A caller from Germany also alluded to the fact that more Ghanaians in mainland Europe, especially, Germany tend to seek political asylum than those in the UK. The process required assistance from those who have already gone through the experience. That resulted in closer integration among Ghanaians in mainland Europe. This may be true but the opposite could also be true but since I do not have comparative statistical data on Ghanaians seeking asylum in mainland Europe and UK, my view is different. It is possible that more Ghanaians seek asylum in the UK and in fact, when people seek asylum they are more likely to limit contact with the general Ghanaian population to those they can trust or consider as political allies that can also lead to less integration among Ghanaians in the UK. So in that sense, it favours why UK Ghanaians are less friendly.

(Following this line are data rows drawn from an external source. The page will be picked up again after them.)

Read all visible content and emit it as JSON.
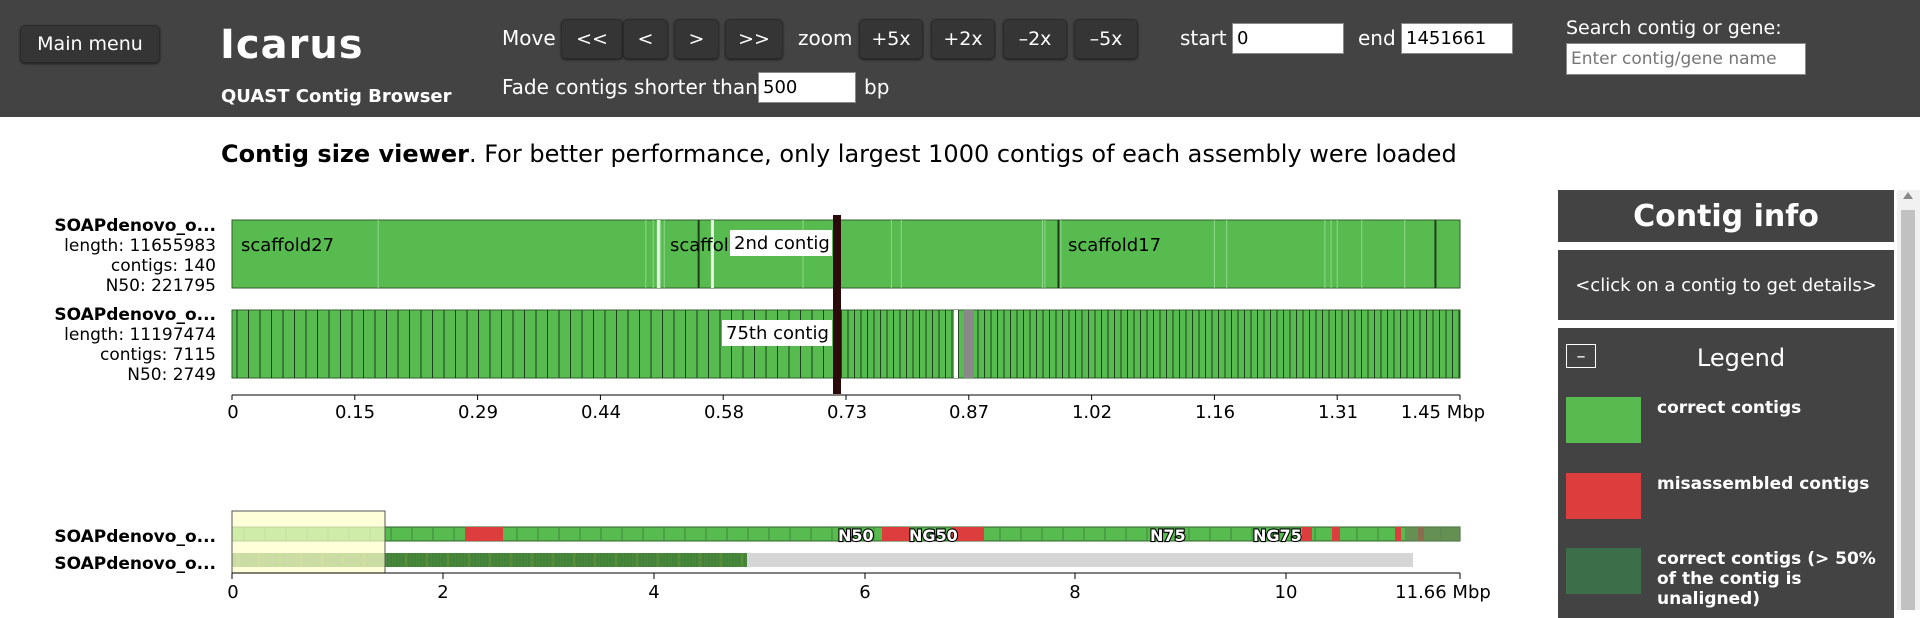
{
  "header": {
    "main_menu": "Main menu",
    "app_title": "Icarus",
    "app_subtitle": "QUAST Contig Browser",
    "move_label": "Move",
    "move_buttons": [
      "<<",
      "<",
      ">",
      ">>"
    ],
    "zoom_label": "zoom",
    "zoom_buttons": [
      "+5x",
      "+2x",
      "–2x",
      "–5x"
    ],
    "start_label": "start",
    "start_value": "0",
    "end_label": "end",
    "end_value": "1451661",
    "search_label": "Search contig or gene:",
    "search_placeholder": "Enter contig/gene name",
    "fade_label": "Fade contigs shorter than",
    "fade_value": "500",
    "fade_unit": "bp"
  },
  "notice": {
    "bold": "Contig size viewer",
    "rest": ". For better performance, only largest 1000 contigs of each assembly were loaded"
  },
  "assemblies": [
    {
      "name": "SOAPdenovo_o...",
      "length": "length: 11655983",
      "contigs": "contigs: 140",
      "n50": "N50: 221795"
    },
    {
      "name": "SOAPdenovo_o...",
      "length": "length: 11197474",
      "contigs": "contigs: 7115",
      "n50": "N50: 2749"
    }
  ],
  "detail_labels": {
    "contig_a": "scaffold27",
    "contig_b": "scaffol",
    "contig_c": "scaffold17",
    "tooltip_1": "2nd contig",
    "tooltip_2": "75th contig"
  },
  "detail_axis": {
    "ticks": [
      "0",
      "0.15",
      "0.29",
      "0.44",
      "0.58",
      "0.73",
      "0.87",
      "1.02",
      "1.16",
      "1.31",
      "1.45 Mbp"
    ]
  },
  "overview": {
    "names": [
      "SOAPdenovo_o...",
      "SOAPdenovo_o..."
    ],
    "markers": [
      "N50",
      "NG50",
      "N75",
      "NG75"
    ],
    "ticks": [
      "0",
      "2",
      "4",
      "6",
      "8",
      "10",
      "11.66 Mbp"
    ]
  },
  "sidebar": {
    "contig_info_title": "Contig info",
    "contig_info_hint": "<click on a contig to get details>",
    "legend_title": "Legend",
    "collapse_symbol": "–",
    "legend": [
      {
        "label": "correct contigs",
        "color": "#57bb4f"
      },
      {
        "label": "misassembled contigs",
        "color": "#dd3d3d"
      },
      {
        "label": "correct contigs (> 50% of the contig is unaligned)",
        "color": "#3d6e4a"
      }
    ]
  },
  "colors": {
    "header_bg": "#434343",
    "correct": "#57bb4f",
    "misassembled": "#dd3d3d",
    "unaligned": "#3d6e4a",
    "viewport": "#ffffcc"
  }
}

But, is it really true that Ghanaians in the UK are less friendly than those in mainland Europe? We are from the same country and therefore one expects that our attitude and behaviour towards other Ghanaians would be similar wherever we find ourselves. Well, life is not that simple. We are influenced by both nature and nurture and since we all individuals from different parts of Ghana with different life experiences, it is highly likely that our individual life experiences (both nature and nurture) would impact on how we relate to others. Those in mainland Europe and the UK have been influenced by their life experiences and other factors in their host countries as I have enumerated above. My explanations are not scientific, they are my own postulates gathered randomly without any research, so, please do not quote me. Do you have other reasons to explain this supposedly differences between Ghanaians in mainland Europe and Ghanaians in the UK? What about those of you in Canada and USA (though English is spoken in both countries so the language factor may not be the applicable there)? What about Ghanaians in English speaking Canada and French speaking Canada? Sociologists and social commentators, your views would be welcomed by way of comments. Ghanaians in the UK should not be offended and should remember that we are the same by our common humanity/heritage but different by our individuality. We cannot all behave the same. That would be abnormal, so the differences between those of us in the UK and those in mainland Europe is perfectly normal. Even in the motherland, Ghana, differences exist (urban and rural dwellers, old and young, men and women, politicians and non-politicians, etc). In fact, there are differences in every society.